Leningradskaya Oblast is washed by waters of Gulf of Finland in the northwest, by Ladoga, the largest lake in Europe, in the north, and in the northeast - by Lake Onega. Historically the region is regarded as one of the most significant territories of Russia. The first capital of the ancient Russian state - Ladoga, founded in IX century by Russian prince Ruric, was in those times the first Russian city on the famous trading way "from Varangians to Greeks". Here in XII century appeared a first stone fortress in Russia.
The stone fortresses of Vyborg, Priozersk (Korel), Ivangorod, Schlisselburg (Petrokrepost) contained enemies and contributed to defensibility of Russia. Hundreds monuments erected by grateful descendants in honour of died defenders attract numerous tourists.
Since XIII century monasteries of this land turned into large spiritual centres: Alexandro-Svirsky (Lodeynoye Pole), Zelenetsky (Volkhov), Uspensky (Tikhvin), Konevetsky (the Island of Konevets on Ladoga). These and other objects of old Russian architecture excite constant interest among tourists. Severe historical destiny, closeness to Saint Petersburg, its geographical position determined the characteristic features of nature and economy of Leningradskaya Oblast.
In its territory some unique natural complexes are situated. Among them are the Lindulovskaya (Petrovskaya) grove, the State Ornithological Nizhne-Svirsky reserve, the Sablinskiye caves and other objects under protection. Here were kept numerous ancient manors, churches and chapels.
Presence of large transport communications (motorways, railway, sea and river lines) and the modern international airport in Saint Petersburg provide convenient conditions for passenger transportation.
The area of Leningradskaya Oblast is 85,9 thousand square kilometers. There are 1800 lakes in the region. The largest one is Ladoga being largest in Europe as well. Its area is 18,135 thousand square kilometers.
General extension of all rivers in the region is about 50 thousand kilometers. Largest of them are Neva, Svir, Volkhov and Vuoksa. Forests occupy 55,5 % of the oblast. There are a lot of minerals. Bauxites, shale oil and phosphorites are of the greatest industrial value.

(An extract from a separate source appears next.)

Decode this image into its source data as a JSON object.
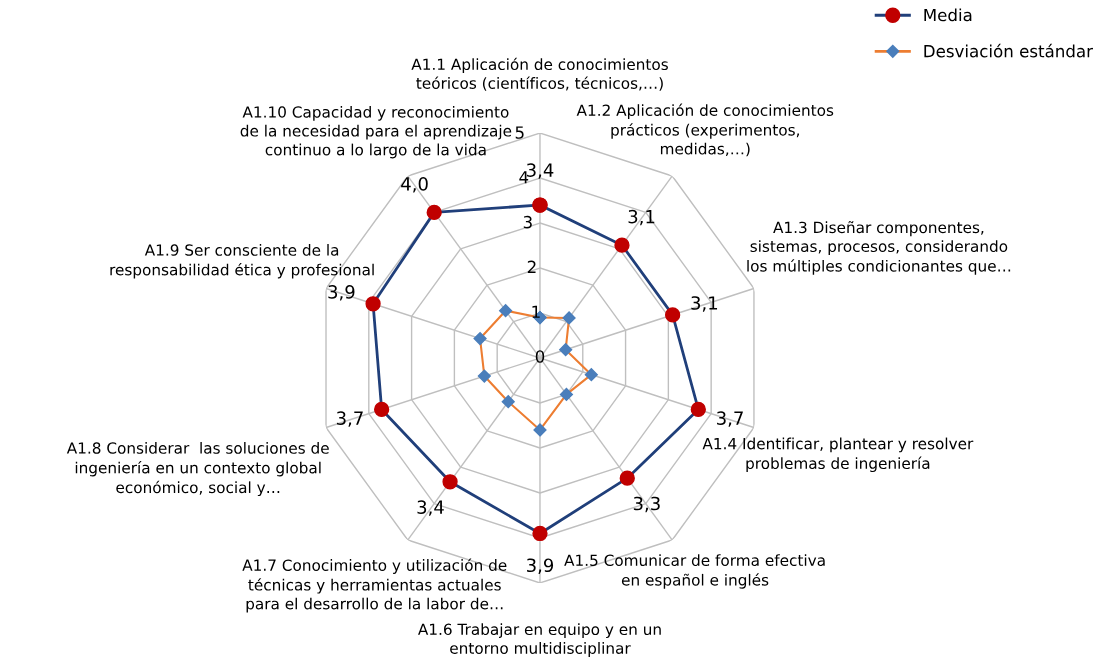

The original scenery of this place was presented by dense forests and bogs. Even today, after centuries of economic development, forests occupy about the half and bogs almost 12 % of the region. Leningradskaya Oblast is known for its historical monuments and the developed network of cultural establishments. There are more than 3900 monuments in the region. The ethnographic potential of the oblast is determined by the peoples of different cultural level. They are the Russians, the Karelians, the Veps, the Izhors and others.